In the run-up to the 2016 Brexit referendum, Vote Leave promised that there would be “no change for EU citizens already lawfully resident in the UK” and that they would be “treated no less favourably than they are at present”. Almost five years on, we know otherwise. Photo credit: stux on Pixabay

On 11 February 2021 the High Court ruled that although thousands of EU citizens were denied their right to vote in the 2019 European elections, they will have no redress against the government. As Brighton & Hove City Council’s Brexit lead and as a German citizen, I am deeply disappointed at this injustice.

Why were so many EU citizens disenfranchised in the 2019 European elections?

As former prime minister Theresa May had not concluded Brexit negotiations in early 2019, she asked the European Council to extend Article 50 to the end of October. The decision was taken just six weeks before the May European elections and meant that the UK would participate, even though the government was preparing to leave the EU altogether afterwards.

Because these were the last elections for the European Parliament to be held in the UK, and because EU citizens had not been allowed to participate in the 2016 Brexit referendum, many wanted to make their voices heard in the UK rather than vote in their native country.

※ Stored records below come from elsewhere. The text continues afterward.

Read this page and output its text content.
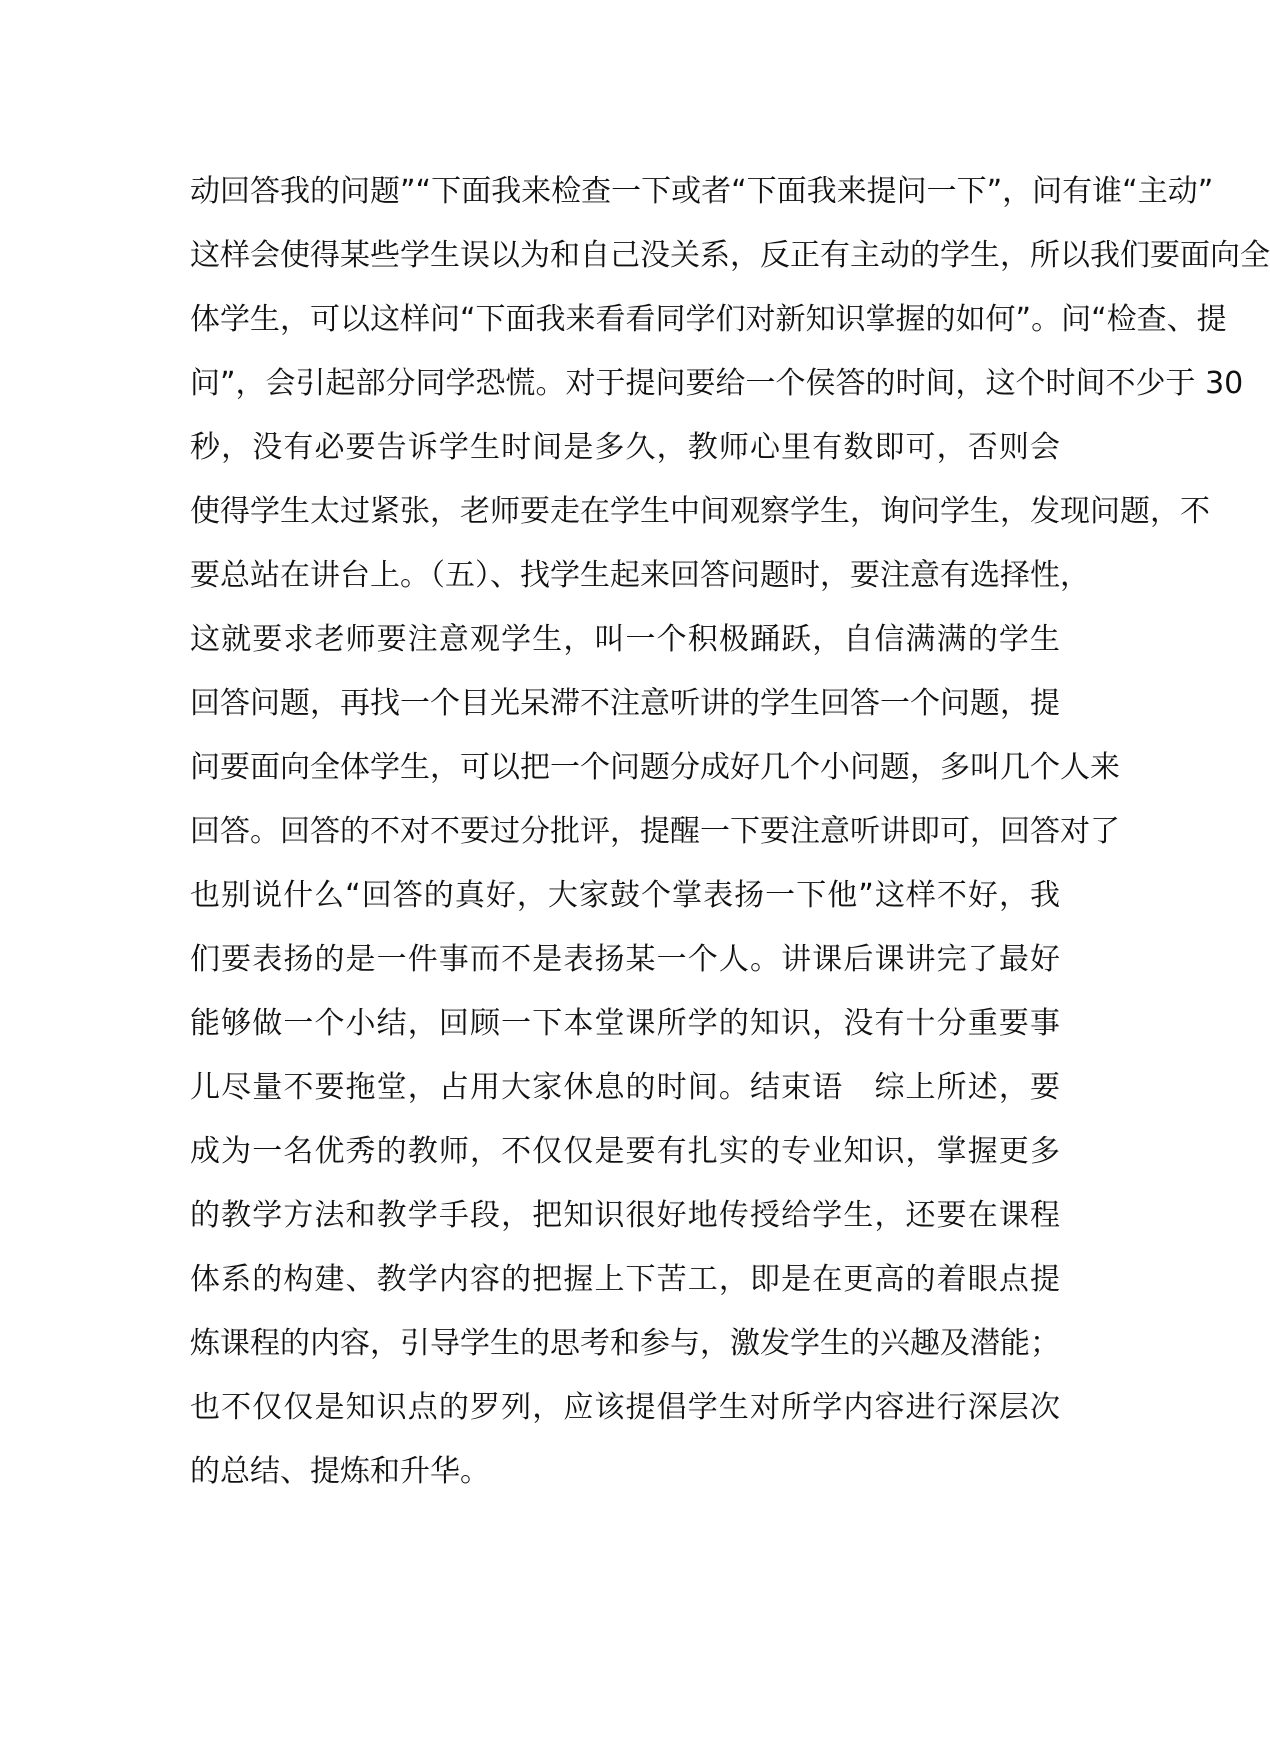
动回答我的问题”“下面我来检查一下或者“下面我来提问一下”，问有谁“主动”
这样会使得某些学生误以为和自己没关系，反正有主动的学生，所以我们要面向全
体学生，可以这样问“下面我来看看同学们对新知识掌握的如何”。问“检查、提
问”，会引起部分同学恐慌。对于提问要给一个侯答的时间，这个时间不少于 30
秒，没有必要告诉学生时间是多久，教师心里有数即可，否则会
使得学生太过紧张，老师要走在学生中间观察学生，询问学生，发现问题，不
要总站在讲台上。（五）、找学生起来回答问题时，要注意有选择性，
这就要求老师要注意观学生，叫一个积极踊跃，自信满满的学生
回答问题，再找一个目光呆滞不注意听讲的学生回答一个问题，提
问要面向全体学生，可以把一个问题分成好几个小问题，多叫几个人来
回答。回答的不对不要过分批评，提醒一下要注意听讲即可，回答对了
也别说什么“回答的真好，大家鼓个掌表扬一下他”这样不好，我
们要表扬的是一件事而不是表扬某一个人。讲课后课讲完了最好
能够做一个小结，回顾一下本堂课所学的知识，没有十分重要事
儿尽量不要拖堂，占用大家休息的时间。结束语　综上所述，要
成为一名优秀的教师，不仅仅是要有扎实的专业知识，掌握更多
的教学方法和教学手段，把知识很好地传授给学生，还要在课程
体系的构建、教学内容的把握上下苦工，即是在更高的着眼点提
炼课程的内容，引导学生的思考和参与，激发学生的兴趣及潜能；
也不仅仅是知识点的罗列，应该提倡学生对所学内容进行深层次
的总结、提炼和升华。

However, they faced an extra burden compared to British voters: they had to complete a form confirming they wanted to exercise their right to vote in the UK. Due to the short timescales, many EU citizens were unable to return the form in time. And the Guardian reported three other issues: “councils failing to communicate with EU citizens about a second form; councils not sending out the forms to people who requested them on time; and councils failing to register the forms when they were received”. Only 21% of EU citizens on the electoral register submitted the  form before the deadline, and many were turned away from polling stations on election day.

The government’s lack of interest in ensuring that EU citizens’ right to vote was upheld exemplifies the neglect EU citizens experienced from successive UK administrations over the last five years. Had the government waived the requirement for the additional form, many more UK-based EU citizens would have been able to exercise their democratic right.

Time is running out to apply for EU Settled Status

In just a few months’ time a new disaster is looming: the deadline for EU, EEA and Swiss citizens living in the UK to apply for EU Settled Status (EUSS). Anyone who does not apply (and does not already hold UK citizenship) will automatically become an ‘undocumented migrant’. According to the3million (a campaign group representing EU citizens in the UK), “The consequences for those without status after 30 June 2021 will be serious. People will be faced with the full force of the government’s hostile environment policy, including potential loss of employment, loss of their homes, loss of entitlement to NHS treatment and far more.”

Local authorities like Brighton & Hove City Council have been working hard to reach out to EU citizens and to encourage them to apply for EUSS. We have provided scanners to allow EU citizens to complete their application at Brighton Town Hall (although these are currently unavailable due to the ongoing Covid-19 restrictions). We sent a postcard to every household in the city to remind EU citizens of the requirement to apply for EUSS. We have run a social media campaign and regularly published information in the local print media. Our website provides extensive information about EUSS and signposts to organisations that can offer further help.

Brighton & Hove City Council is also working with local care providers, employers and immigration advice services to reach out to those who are vulnerable or difficult to reach: for example, older people, people with disabilities and mental health issues, children in care and care leavers.

This is the least we can do for EU citizens who have had their rights stripped away. If you know of any EU citizens who have not yet applied for EU Settled Status, please urge them to apply. If they need help, please check our website and refer them to Migrant Help, Voices in Exile or Citizens Advice.

As a local authority, and as a city that voted overwhelmingly to remain in the EU, we consider EU citizens a vital part of our local community and we want each and every EU citizen to stay in Brighton & Hove. We hope that all EU citizens living in our city apply before the deadline (application portal under this link). But we also urge the government to consider extending the deadline, especially for those who are currently unable to complete their application for EU Settled Status.

Marianna Ebel is a Green councillor at Brighton & Hove City Council. She is the administration’s Brexit Lead and sits on the council’s tourism, equalities, communities & culture committee and its licensing committee.